Anhänger der Opposition sowie Bürgerrechtsaktivisten warfen der Regierung
von Ministerpräsident Viktor Orban vor, die Gewaltenteilung zu missachten.
So wolle Orban mithilfe kürzlich verabschiedeter Gesetze seine Kontrolle
über die Justiz, die Zentralbank, religiöse Gruppen und die Medien
ausbauen, hieß es aus den Reihen der Protestbewegung.

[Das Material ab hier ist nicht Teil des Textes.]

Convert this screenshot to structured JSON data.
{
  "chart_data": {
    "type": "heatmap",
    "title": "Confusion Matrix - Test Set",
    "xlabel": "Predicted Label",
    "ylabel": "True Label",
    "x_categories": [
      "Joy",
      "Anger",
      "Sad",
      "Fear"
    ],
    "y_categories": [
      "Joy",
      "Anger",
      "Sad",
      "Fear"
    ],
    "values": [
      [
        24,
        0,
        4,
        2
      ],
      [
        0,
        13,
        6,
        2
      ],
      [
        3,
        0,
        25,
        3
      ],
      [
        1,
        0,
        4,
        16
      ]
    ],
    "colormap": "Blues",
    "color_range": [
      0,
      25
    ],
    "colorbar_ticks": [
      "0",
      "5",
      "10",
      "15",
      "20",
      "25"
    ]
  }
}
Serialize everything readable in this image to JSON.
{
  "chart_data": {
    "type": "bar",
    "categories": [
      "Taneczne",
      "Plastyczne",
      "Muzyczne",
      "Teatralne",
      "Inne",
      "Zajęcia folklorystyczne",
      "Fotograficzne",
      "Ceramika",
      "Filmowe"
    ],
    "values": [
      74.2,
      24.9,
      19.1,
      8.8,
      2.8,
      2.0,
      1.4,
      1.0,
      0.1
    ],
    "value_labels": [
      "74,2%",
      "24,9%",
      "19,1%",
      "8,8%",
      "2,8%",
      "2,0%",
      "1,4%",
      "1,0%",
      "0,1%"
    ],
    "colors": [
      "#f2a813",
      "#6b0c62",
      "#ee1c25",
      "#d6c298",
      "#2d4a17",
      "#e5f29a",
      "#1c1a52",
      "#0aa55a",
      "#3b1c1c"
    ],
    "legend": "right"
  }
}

Zu der Kundgebung hatten mehrere Zivilorganisationen und
Oppositionsparteien aufgerufen. Als Redner traten keine Parteienvertreter
auf. Der ehemalige Datenschutzbeauftragte Laszlo Majtenyi sagte in seiner
Ansprache: "In der Oper ist heute die Heuchelei zu Gast. Auf der Straße
herrscht die Tugend der Verfassungsmäßigkeit." Er übte harsche Kritik an
Orban: "Der Ministerpräsident hat sich mit der Ablegung seines Amtseids zum
Schutz der Verfassung verpflichtet, nun hat er sie allerdings über Bord
geworfen."
Das neue Grundgesetz löst die Verfassung von 1989 ab, die die
demokratischen Grundrechte sicherte und Ungarn unter den westlichen
Demokratien verankerte. In der neuen Verfassung sind zwar die Grundrechte
auch deklariert. Doch sind die Kompetenzen des Verfassungsgerichts stark
beschnitten und die Unabhängigkeit der Justiz eingeschränkt. Wichtige
Funktionsträger, die von der Regierung Orban ernannt wurden, sind für
mehrere Legislaturperioden in ihren Ämtern "einbetoniert".
Auch die EU, die USA sowie internationale Aufsichtsbehörden hatten die
jüngsten Gesetzesreformen in Ungarn kritisiert. Die Regierung hat hingegen
erklärt, dass die neue Verfassung den 1989 eingeläuteten Übergang vom
Kommunismus zur Demokratie vollende.